Luckily, Coppola got not the volatile Sheen, but the one that has now rebounded to lead the FX comedy Anger Management -- after a while, anyway.
"I think initially, it was a little hard for me to pin him down," the filmmaker explained Wednesday. "I was eager for him to do the film, and he was a little bit elusive, like 'OK, let’s talk about it, let me see, let me think.' But when he said, 'I will do it, I will be there,' he was.
"He couldn’t have been more professional or more skilled and committed," Coppola said. "He learned to speak Spanish to a degree for the film, he was taking dance lessons. He really threw down, and when you see the film, he has a lot of just real genuine acting ability to have nuanced flavors in his interpretation of the material. So I’m very proud to be someone who got the chance to show again and remind people how talented he is and how charismatic he is in another kind of context, a film context."
Coppola also wanted to clarify that though the character and Sheen share many characteristics -- even a first name and last initial -- neither the film nor the part was inspired by him.
"It’s a great attribute when an actor brings so much of his self and their experiences and life into a role, so in that way he draws a lot from his life," he said, conceding the obvious connection. "But the fact of the matter is that it was written prior to all that kind of public stuff, and it really is a story about another type of character that we invented together. So he brings so much of himself, but it’s not really using Charlie’s persona as a starting point. That was just something he brought as an actor."
Having Sheen on set proved to be an asset, not a problem, but still, nothing can compare to the creative possibilities of bloodline collaboration.
Working with family, Schwartzman -- who plays Sheen's best friend, a stand-up comedian, with his trademark earnestness -- removes entirely the apprehension of showing up on set and worrying how you'll be received, cutting out the "how do you do?" period and the trial balloons of early performances. Familiarity also helps, he says, when receiving direction from someone you've known since childhood.
"Because we’re family and we’ve known each other for so long, we have so many shared memories," the actor told THR on Wednesday night. "We’ve been on trips together and we see each other often and our children are friends, so we have a breadth of references and memories and Roman can say to me, ‘Hey, maybe try it like that guy we saw cooking vegetables in New Orleans.' And a director would not normally be able to say that kind of stuff."
Sheen's Swan is a graphic designer who designs record sleeves, and the styles and technology of the film would seem to place it squarely in the 1970s.
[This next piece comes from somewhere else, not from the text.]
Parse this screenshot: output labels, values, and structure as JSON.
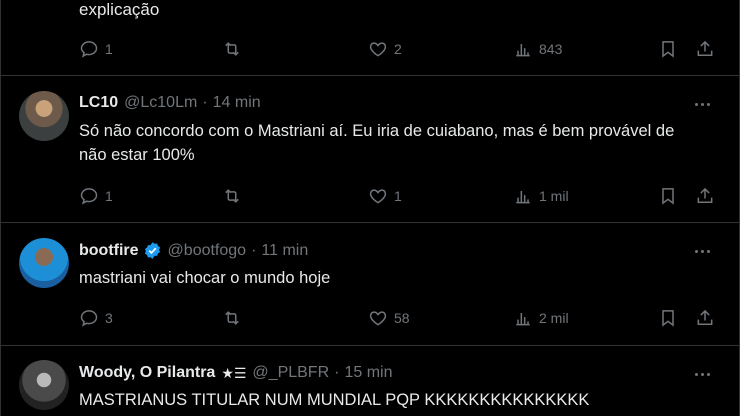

But Coppola is cagey about calling it a period piece of any sort; the "soul" of the film is in that era, he said, but it was more of an aesthetic inspiration. From the colorful visuals and camera movements to idiosyncratic characters and dialogue, it is clearly in the same universe as the worlds he has crafted with Anderson.
"There are certain directors, you see it and there is a very transparent job. In a good way," Schwartzman, who has starred in four movies for Anderson and three for Coppola, explained. "The story is the star of it and anybody could have made it. Well, not anybody, but... But there are other directors, to see the movie is to feel like you’ve spent some time with them. And with Roman, everything he’s thinking about is in this movie."